Fig. 1: Illustration of the pulse inverse used in the KIK method. | npj Quantum Information

Fig. 1: Illustration of the pulse inverse used in the KIK method.

From: Adaptive quantum error mitigation using pulse-based inverse evolutions

Fig. 1

a Quantum gates are executed via classical control signals, or pulses. The left panel shows a pulse schedule used for a CNOT gate in the IBM quantum computing platform. The pulse schedule in the right panel performs the inverse of the CNOT through the inverse driving \({{{{\mathcal{H}}}}}_{{{{\rm{I}}}}}(t)\). It is constructed from the original pulse schedule \({{{\mathcal{H}}}}(t)\), by inverting the amplitudes of the pulses (black curved arrow) and their time ordering (red curved arrow). b Instead of the pulse inverse, circuit folding and other variants of unitary folding13,34 use the CNOT as its own inverse.
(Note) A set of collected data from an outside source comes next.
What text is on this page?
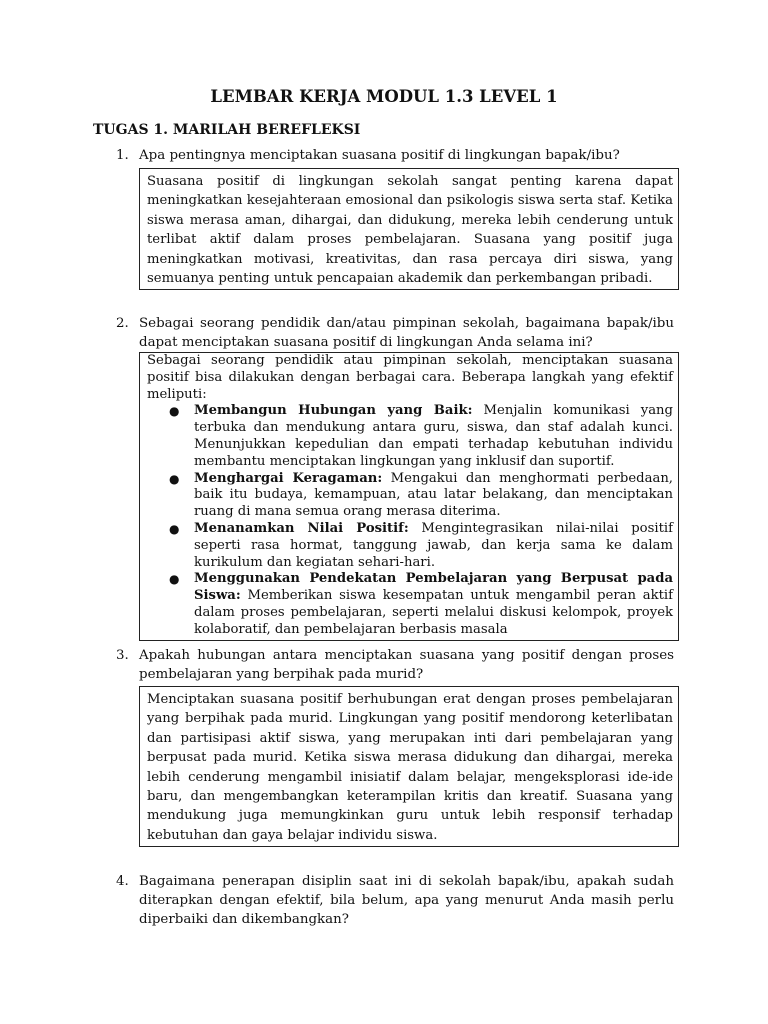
LEMBAR KERJA MODUL 1.3 LEVEL 1
TUGAS 1. MARILAH BEREFLEKSI
1. Apa pentingnya menciptakan suasana positif di lingkungan bapak/ibu?

Suasana positif di lingkungan sekolah sangat penting karena dapat meningkatkan kesejahteraan emosional dan psikologis siswa serta staf. Ketika siswa merasa aman, dihargai, dan didukung, mereka lebih cenderung untuk terlibat aktif dalam proses pembelajaran. Suasana yang positif juga meningkatkan motivasi, kreativitas, dan rasa percaya diri siswa, yang semuanya penting untuk pencapaian akademik dan perkembangan pribadi.

2. Sebagai seorang pendidik dan/atau pimpinan sekolah, bagaimana bapak/ibu dapat menciptakan suasana positif di lingkungan Anda selama ini?

Sebagai seorang pendidik atau pimpinan sekolah, menciptakan suasana positif bisa dilakukan dengan berbagai cara. Beberapa langkah yang efektif meliputi:

● Membangun Hubungan yang Baik: Menjalin komunikasi yang terbuka dan mendukung antara guru, siswa, dan staf adalah kunci. Menunjukkan kepedulian dan empati terhadap kebutuhan individu membantu menciptakan lingkungan yang inklusif dan suportif.
● Menghargai Keragaman: Mengakui dan menghormati perbedaan, baik itu budaya, kemampuan, atau latar belakang, dan menciptakan ruang di mana semua orang merasa diterima.
● Menanamkan Nilai Positif: Mengintegrasikan nilai-nilai positif seperti rasa hormat, tanggung jawab, dan kerja sama ke dalam kurikulum dan kegiatan sehari-hari.
● Menggunakan Pendekatan Pembelajaran yang Berpusat pada Siswa: Memberikan siswa kesempatan untuk mengambil peran aktif dalam proses pembelajaran, seperti melalui diskusi kelompok, proyek kolaboratif, dan pembelajaran berbasis masala
3. Apakah hubungan antara menciptakan suasana yang positif dengan proses pembelajaran yang berpihak pada murid?

Menciptakan suasana positif berhubungan erat dengan proses pembelajaran yang berpihak pada murid. Lingkungan yang positif mendorong keterlibatan dan partisipasi aktif siswa, yang merupakan inti dari pembelajaran yang berpusat pada murid. Ketika siswa merasa didukung dan dihargai, mereka lebih cenderung mengambil inisiatif dalam belajar, mengeksplorasi ide-ide baru, dan mengembangkan keterampilan kritis dan kreatif. Suasana yang mendukung juga memungkinkan guru untuk lebih responsif terhadap kebutuhan dan gaya belajar individu siswa.

4. Bagaimana penerapan disiplin saat ini di sekolah bapak/ibu, apakah sudah diterapkan dengan efektif, bila belum, apa yang menurut Anda masih perlu diperbaiki dan dikembangkan?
Therefore, the pulse schedule for the inverse evolution is not modified. c Noisy implementations of \({{{\mathcal{K}}}}\) and \({{{{\mathcal{K}}}}}_{{{{\rm{I}}}}}\). We assume that during the executions of \({{{\mathcal{K}}}}\) and \({{{{\mathcal{K}}}}}_{{{{\rm{I}}}}}\) temporal variations of the noise due to external factors (e.g. temperature variations) are negligible. Thus, any time dependence in \({{{\mathcal{L}}}}(t)\) is induced by the time dependence of \({{{\mathcal{H}}}}(t)\). (Top) This leads to gate dependent noise depicted by different border colors in the gates Ua, Ub, and Uc. (Bottom) Since \({{{{\mathcal{H}}}}}_{{{{\rm{I}}}}}(t)\) reverses the time ordering of \({{{\mathcal{H}}}}(t)\), the time ordering of \({{{\mathcal{L}}}}(t)\) is also reversed. However, the sign of \({{{\mathcal{L}}}}(t)\) does not change because otherwise the inverse evolution would undo the noise.